Mr. Plants is primarily engaged in the business of investment management and serves as the sole Managing Member of VC and the Managing Partner of VCM. The principal business of VCM is to serve as investment manager to VCP, the principal business of which is to invest in securities. The principal business of VC is to serve as the sole Managing Member of VCM and the General Partner of VCP. The principal business of Mr. Green is to serve as President, Chief Executive Officer and director of Analogic Corporation, a medical imaging company. The principal business of Dr. Kaganov is to serve as a partner at U.S. Venture Partners, a venture capital firm. The principal business of Mr. Nugent is to serve as Founder of Precision Dermatology, Inc., a privately held dermatology therapeutics company.
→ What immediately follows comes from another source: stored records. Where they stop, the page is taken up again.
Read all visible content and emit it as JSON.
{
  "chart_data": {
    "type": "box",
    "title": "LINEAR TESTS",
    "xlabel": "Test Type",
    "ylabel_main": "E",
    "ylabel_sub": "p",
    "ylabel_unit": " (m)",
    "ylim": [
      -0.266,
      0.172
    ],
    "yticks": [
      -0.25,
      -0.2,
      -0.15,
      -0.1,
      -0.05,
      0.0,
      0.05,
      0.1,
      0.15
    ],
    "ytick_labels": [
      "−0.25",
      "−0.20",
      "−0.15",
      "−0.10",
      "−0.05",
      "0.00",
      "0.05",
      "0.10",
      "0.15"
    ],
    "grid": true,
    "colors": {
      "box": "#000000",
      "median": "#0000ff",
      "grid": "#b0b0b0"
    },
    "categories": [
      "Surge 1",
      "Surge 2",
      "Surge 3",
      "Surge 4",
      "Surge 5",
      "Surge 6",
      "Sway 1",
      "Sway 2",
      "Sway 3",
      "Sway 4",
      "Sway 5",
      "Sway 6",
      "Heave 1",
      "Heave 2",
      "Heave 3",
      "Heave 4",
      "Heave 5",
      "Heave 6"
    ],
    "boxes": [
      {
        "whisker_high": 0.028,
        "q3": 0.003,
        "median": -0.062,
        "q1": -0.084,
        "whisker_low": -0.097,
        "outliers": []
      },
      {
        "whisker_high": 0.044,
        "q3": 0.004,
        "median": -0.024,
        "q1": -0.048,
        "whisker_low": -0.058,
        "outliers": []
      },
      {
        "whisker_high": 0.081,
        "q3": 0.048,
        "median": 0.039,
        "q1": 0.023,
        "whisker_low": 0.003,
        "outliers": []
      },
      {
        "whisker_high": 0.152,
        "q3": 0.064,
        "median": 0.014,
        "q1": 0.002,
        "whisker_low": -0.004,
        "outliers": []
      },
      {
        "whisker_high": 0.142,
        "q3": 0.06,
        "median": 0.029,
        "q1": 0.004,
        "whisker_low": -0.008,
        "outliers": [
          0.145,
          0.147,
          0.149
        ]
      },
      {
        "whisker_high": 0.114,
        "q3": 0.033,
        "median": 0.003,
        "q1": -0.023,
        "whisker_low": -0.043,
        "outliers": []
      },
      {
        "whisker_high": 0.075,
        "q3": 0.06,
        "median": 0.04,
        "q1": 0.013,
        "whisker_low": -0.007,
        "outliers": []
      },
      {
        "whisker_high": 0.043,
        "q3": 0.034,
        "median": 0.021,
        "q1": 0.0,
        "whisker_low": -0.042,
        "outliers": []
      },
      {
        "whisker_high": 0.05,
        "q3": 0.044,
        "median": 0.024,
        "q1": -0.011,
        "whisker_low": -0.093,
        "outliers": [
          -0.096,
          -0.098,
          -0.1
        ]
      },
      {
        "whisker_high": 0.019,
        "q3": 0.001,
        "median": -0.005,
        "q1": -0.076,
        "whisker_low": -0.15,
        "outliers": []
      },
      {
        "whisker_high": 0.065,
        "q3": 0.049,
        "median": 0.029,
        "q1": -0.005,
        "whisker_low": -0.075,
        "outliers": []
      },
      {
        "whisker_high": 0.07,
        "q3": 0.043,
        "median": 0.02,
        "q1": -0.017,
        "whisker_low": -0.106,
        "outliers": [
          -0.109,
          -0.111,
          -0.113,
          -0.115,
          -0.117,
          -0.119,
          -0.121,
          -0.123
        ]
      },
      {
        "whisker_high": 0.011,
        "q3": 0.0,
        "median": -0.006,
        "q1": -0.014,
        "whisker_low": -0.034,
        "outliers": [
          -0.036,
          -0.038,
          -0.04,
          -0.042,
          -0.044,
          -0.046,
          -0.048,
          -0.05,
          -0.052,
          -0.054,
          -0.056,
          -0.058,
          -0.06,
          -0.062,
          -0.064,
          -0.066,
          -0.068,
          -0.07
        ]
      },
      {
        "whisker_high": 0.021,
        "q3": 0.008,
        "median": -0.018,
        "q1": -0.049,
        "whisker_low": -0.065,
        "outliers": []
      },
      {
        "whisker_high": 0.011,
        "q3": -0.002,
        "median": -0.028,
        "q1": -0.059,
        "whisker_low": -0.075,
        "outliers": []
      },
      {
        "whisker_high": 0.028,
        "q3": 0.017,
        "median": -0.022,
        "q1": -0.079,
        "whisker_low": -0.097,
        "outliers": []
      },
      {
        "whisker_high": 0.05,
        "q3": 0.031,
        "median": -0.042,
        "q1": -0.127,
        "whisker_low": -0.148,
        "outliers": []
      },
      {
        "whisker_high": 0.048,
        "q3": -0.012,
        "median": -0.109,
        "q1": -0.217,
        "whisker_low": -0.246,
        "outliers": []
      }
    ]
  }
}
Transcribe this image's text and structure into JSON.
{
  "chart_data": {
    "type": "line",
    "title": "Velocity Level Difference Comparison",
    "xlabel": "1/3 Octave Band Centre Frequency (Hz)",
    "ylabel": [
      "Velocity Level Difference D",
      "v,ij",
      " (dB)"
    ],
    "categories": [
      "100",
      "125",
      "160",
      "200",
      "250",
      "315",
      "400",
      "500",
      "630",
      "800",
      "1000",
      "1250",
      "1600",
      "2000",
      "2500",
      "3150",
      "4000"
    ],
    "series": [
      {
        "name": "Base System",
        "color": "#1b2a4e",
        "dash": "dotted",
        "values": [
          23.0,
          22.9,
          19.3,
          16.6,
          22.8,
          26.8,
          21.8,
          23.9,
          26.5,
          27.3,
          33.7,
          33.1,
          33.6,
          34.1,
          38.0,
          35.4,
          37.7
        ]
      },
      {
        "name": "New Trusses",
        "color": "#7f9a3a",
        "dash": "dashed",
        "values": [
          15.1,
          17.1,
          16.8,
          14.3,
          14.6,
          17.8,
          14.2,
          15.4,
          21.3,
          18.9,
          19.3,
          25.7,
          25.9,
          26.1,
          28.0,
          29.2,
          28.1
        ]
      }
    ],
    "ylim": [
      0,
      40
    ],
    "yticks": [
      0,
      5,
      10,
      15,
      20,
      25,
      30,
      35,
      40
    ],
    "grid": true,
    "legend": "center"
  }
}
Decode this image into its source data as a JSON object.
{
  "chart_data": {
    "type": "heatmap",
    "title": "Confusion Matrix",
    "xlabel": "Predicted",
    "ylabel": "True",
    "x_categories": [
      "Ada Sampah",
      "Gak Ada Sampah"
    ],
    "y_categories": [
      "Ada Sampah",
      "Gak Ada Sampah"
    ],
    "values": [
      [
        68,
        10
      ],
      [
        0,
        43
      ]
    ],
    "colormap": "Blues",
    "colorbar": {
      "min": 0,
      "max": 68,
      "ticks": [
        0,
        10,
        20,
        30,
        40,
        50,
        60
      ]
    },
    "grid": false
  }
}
The principal business address of Voce is 600 Montgomery Street, Suite 210, San Francisco, California 94111. The principal business address of Mr. Green is 8 Centennial Drive Peabody, MA 01960. The principal business address of Dr. Kaganov is 2735 Sand Hill Road, Menlo Park, CA 94025. The principal business address of Mr. Nugent is 120 East 87th Street, R14F, New York, NY 10128.
BENEFICIAL OWNERSHIP OF SHARES:
As of the close of business on February 11, 2014, Voce may be deemed to beneficially own, in the aggregate, 37,888 shares, representing approximately 0.14 % of the Company's outstanding Common Stock. Additionally, as of such date, (i) Mr. Green may be deemed to beneficially own 450 shares of Common Stock, (ii) Mr. Nugent may be deemed to beneficially own 110 shares of Common Stock and (iii) Mr. Plants may be deemed to beneficially own the 37,888 shares of Common Stock beneficially owned by Voce by virtue of his being the Managing Member of VC and the Managing Partner of VCM. As of such date, Dr. Kaganov does not beneficially own any shares of Common Stock. The percentages used herein are calculated based upon the 27,614,196 shares of Common Stock outstanding as of October 22, 2013, as reported in the Company’s Form 10-Q for the quarterly period ended September 30, 2013 filed with Securities and Exchange Commission on October 28, 2013.
The Participants may be deemed to have formed a "group," within the meaning of Section 13(d)(3) of the Exchange Act. Collectively, as of the close of business on February 11, 2014, the group may be deemed to have beneficial ownership over a combined 38,448 shares of Common Stock, constituting approximately 0.14% of the Company’s outstanding Common Stock.